Thursday, 6 November 2014

Sleepy Hollow - Season 1

Check my boots the fuck out, yeah!
Sleepy Hollow is a TV series based on Washington Irving's The Legend of Sleepy Hollow, in much the same way that The LEGO Movie was based on the instructions for building a LEGO City fire engine.

The nervous, upwardly mobile Connecticut schoolmaster of the novel is replaced by Ichabod Crane (Tom Mison), soldier of the crown turned rebel and the Headless Horseman from a practical joke by a romantic rival to the First Horseman of the Apocalypse called forth by the demon-lord Moloch. Taking a leaf from the Tim Burton adaptation, Crane's wife Katrina (Katia Winter) is, rather than a spoiled coquette, a woman of deep principles and sensibility, and a secret white witch. When Ichabod is mortally wounded decapitating the Horseman, Katrina casts a spell to allow him to sleep until the Horseman returns. Thus he wakes in 2013 and hilarity ensues.

Crane soon finds himself in the company of Abbie Mills (Nicole Behari), a Lieutenant in the Sleepy Hollow PD (or a deputy sheriff; I'm not sure how it works), and the two of them learn that they are the Witnesses of Revelation, set to encounter seven years of tribulations to prevent the comping Armageddon, armed only with a series of documents collected by Abbie's now dead mentor (played by Clancy Brown), hints from the Purgatory-bound Katrina and a set of mad occult devices left by the Founding Fathers, who were totally fucking demon hunters and shit.

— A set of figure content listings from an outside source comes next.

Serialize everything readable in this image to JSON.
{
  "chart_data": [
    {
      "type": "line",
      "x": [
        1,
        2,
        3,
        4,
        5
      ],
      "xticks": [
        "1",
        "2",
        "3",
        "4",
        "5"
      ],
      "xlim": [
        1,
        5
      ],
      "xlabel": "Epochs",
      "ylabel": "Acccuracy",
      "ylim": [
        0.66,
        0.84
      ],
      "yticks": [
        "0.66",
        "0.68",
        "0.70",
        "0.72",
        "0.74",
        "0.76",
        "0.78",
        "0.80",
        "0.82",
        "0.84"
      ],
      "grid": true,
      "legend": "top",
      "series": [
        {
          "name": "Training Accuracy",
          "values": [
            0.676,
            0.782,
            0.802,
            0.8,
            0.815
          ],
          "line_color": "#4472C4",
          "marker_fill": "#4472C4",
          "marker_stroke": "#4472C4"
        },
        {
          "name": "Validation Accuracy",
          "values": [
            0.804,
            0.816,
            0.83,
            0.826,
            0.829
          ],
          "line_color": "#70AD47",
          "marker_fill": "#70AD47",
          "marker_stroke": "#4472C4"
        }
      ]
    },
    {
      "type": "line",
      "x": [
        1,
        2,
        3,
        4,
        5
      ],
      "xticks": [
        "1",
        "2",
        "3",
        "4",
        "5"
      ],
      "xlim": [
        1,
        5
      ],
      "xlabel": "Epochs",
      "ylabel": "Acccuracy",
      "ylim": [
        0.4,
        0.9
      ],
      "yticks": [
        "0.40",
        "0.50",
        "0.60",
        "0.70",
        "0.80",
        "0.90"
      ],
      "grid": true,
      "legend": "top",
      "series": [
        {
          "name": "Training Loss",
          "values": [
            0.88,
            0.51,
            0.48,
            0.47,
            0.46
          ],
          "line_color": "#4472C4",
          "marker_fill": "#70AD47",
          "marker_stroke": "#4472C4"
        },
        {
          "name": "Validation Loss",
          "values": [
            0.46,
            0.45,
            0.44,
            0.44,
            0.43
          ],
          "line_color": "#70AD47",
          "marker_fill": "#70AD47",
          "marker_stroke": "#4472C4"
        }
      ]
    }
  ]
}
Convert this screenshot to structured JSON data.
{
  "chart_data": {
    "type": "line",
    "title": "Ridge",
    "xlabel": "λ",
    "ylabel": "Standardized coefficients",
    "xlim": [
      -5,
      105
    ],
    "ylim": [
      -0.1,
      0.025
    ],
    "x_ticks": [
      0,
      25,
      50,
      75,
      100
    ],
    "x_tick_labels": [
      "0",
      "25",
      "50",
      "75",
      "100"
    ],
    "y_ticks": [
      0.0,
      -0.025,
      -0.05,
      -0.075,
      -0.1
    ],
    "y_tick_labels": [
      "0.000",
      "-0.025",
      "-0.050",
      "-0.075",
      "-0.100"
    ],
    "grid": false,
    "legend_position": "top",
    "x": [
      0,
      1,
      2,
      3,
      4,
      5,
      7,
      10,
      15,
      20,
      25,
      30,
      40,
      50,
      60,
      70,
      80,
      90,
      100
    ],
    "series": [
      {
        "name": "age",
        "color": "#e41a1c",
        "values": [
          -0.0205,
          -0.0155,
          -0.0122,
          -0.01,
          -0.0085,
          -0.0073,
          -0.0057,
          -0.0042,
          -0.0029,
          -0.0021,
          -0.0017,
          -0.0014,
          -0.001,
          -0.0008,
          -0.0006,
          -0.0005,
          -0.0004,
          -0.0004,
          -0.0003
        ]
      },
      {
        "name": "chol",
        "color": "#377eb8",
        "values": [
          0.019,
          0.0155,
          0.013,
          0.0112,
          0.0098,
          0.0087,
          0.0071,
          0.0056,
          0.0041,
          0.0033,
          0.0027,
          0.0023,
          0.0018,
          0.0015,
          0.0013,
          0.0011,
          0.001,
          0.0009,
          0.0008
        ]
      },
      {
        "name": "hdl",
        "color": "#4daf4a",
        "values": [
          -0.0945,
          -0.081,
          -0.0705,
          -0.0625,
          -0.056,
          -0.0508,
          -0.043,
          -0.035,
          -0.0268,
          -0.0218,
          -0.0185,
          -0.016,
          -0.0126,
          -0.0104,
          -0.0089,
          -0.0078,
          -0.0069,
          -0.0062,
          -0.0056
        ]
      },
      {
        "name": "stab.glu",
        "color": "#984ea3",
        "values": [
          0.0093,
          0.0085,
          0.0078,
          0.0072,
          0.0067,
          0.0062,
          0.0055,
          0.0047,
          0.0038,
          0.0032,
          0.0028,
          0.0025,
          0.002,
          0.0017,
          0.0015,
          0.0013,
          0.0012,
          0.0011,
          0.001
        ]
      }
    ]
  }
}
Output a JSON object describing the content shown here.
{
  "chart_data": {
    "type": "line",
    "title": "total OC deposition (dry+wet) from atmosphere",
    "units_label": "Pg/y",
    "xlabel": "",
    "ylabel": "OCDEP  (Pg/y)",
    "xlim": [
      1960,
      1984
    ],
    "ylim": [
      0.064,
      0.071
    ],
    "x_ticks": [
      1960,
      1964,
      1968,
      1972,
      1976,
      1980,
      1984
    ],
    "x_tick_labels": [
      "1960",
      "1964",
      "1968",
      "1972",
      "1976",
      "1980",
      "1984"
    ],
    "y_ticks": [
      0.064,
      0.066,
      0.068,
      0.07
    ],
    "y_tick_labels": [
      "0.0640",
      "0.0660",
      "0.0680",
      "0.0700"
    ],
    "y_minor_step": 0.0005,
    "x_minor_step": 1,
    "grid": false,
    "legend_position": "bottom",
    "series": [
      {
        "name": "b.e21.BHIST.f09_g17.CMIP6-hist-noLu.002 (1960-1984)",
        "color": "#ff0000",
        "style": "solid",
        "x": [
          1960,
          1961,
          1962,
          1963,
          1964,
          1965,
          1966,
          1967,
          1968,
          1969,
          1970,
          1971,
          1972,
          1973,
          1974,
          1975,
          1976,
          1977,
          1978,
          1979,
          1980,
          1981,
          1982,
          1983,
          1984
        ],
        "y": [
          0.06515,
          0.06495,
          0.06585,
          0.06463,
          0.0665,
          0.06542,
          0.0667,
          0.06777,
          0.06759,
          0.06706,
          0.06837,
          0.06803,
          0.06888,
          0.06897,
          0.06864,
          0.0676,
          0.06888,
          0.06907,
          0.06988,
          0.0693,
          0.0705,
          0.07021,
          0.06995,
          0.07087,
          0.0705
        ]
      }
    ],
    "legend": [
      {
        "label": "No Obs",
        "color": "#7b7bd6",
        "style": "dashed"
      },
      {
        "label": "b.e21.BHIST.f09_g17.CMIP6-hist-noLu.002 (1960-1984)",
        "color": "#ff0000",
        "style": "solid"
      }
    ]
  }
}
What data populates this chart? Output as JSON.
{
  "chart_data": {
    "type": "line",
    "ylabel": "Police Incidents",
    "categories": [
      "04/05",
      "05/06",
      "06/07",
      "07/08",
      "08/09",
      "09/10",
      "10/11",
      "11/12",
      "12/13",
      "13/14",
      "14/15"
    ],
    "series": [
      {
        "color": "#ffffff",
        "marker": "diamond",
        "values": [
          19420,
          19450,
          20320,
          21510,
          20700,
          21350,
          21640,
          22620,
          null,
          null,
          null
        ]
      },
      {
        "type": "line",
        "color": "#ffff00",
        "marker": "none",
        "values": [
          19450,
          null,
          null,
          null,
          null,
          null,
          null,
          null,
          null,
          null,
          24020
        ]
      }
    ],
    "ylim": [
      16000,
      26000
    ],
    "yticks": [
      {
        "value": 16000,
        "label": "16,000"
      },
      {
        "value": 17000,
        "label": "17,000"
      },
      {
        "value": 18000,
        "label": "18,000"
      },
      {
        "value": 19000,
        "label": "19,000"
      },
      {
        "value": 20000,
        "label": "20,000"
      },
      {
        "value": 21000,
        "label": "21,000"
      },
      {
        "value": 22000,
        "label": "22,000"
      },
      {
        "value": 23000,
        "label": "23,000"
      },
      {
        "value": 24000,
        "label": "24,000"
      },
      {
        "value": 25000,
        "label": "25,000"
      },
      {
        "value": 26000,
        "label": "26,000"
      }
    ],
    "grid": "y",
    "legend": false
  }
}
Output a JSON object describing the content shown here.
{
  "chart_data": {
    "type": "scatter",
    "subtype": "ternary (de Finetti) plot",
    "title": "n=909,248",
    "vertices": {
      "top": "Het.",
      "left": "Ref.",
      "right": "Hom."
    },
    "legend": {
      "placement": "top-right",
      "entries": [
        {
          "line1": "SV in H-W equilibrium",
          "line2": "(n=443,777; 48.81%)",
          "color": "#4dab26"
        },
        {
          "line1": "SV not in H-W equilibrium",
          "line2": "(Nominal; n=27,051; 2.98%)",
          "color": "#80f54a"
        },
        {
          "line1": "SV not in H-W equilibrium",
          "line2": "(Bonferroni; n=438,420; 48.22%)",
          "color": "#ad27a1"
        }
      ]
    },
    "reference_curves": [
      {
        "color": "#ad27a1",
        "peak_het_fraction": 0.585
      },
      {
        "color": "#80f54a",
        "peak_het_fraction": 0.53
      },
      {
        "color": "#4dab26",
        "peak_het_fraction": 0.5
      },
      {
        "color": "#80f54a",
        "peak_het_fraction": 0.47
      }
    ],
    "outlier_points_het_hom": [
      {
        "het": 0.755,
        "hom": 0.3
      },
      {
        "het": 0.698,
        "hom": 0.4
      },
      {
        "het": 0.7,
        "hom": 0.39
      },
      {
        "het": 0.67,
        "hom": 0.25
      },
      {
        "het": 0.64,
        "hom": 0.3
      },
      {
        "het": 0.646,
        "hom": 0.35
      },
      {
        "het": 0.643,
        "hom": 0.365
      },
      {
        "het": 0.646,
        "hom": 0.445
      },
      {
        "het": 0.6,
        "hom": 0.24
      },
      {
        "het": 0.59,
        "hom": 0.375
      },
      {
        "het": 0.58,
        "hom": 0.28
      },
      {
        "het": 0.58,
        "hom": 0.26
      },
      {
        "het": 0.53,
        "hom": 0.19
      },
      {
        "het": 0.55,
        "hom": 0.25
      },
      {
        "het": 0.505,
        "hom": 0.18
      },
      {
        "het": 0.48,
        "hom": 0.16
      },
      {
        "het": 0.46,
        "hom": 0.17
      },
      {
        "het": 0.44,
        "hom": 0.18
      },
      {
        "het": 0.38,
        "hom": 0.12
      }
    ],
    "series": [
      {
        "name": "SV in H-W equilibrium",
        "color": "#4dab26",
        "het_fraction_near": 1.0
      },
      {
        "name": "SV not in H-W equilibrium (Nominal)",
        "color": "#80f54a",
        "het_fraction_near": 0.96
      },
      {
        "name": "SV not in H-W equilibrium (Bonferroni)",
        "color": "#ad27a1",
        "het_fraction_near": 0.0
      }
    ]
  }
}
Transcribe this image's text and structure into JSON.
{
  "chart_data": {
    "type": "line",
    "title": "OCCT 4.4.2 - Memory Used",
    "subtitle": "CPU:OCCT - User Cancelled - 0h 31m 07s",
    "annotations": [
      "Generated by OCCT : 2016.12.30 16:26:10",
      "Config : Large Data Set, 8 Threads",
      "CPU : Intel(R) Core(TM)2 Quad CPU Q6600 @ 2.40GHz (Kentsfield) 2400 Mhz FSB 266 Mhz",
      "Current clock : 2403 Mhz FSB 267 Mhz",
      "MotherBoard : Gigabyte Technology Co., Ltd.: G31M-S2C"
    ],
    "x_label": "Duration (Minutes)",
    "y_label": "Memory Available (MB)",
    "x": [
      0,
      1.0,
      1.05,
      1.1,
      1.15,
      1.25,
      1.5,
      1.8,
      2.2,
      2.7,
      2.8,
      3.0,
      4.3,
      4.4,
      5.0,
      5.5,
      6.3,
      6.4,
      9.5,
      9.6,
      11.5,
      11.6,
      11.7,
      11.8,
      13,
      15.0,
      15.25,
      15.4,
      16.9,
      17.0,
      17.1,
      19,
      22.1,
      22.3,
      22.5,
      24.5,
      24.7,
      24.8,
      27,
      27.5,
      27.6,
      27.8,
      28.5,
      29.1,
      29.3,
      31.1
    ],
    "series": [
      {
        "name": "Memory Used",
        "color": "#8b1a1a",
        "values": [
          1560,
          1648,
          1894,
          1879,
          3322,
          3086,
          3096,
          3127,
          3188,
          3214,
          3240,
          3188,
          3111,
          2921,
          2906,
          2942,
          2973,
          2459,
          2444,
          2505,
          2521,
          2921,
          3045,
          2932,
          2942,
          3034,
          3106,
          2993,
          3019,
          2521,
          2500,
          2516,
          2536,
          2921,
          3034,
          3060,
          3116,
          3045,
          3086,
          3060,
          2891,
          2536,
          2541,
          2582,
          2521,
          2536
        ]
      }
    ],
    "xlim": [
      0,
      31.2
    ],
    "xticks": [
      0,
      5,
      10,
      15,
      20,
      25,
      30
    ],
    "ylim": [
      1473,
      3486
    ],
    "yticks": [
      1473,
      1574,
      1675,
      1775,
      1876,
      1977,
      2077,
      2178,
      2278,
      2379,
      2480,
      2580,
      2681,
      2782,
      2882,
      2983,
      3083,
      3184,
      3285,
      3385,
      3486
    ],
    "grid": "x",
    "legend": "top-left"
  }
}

Let us not mince words here, Sleepy Hollow is as mad as a bag of foxes. Its history is complete hogwash (the Elizabethan settlers of the colony at Roanoke apparently spoke Middle English), and it throws Freemasons and Golems and God knows what around like they had no existing symbolism. Nevertheless, I love it, because it just powers through all of its failings on the strength of the actors absolute conviction. Mison and Behari, and supporting players Winter, Lyndie Greenwood and Orlando Jones and John Noble, defy every opportunity to wink at the camera, and so carry the drama through the absurdity.
As you can see, the Headless Horseman has absolutely no problem moving
with the times.

It doesn't hurt that the show makes no attempt to be high and worthy drama, and instead focuses on supernatural action and mild horror, tempered with humour. The latter comes mostly from Crane's reactions to the 21st Century, or his reminiscences of famous figures from his original time (such as his discovery that 'faithful husband' Thomas Jefferson had children by at least one of his slaves and had taken credit for a joke Crane made about the gutter press.

In a not-uncommon format, the first half of the season focuses primarily on backstory and stand-alone adventures, while the second moves into arc development and set-up for the big end of season reveal and cliffhanger (which is very well done.) I was pretty sure that Sleepy Hollow would go the way of The Tomorrow People and Believe and never come back, so that ending left me pretty freaked out.

Fortunately, it is back for a second Season, with a Second Horseman.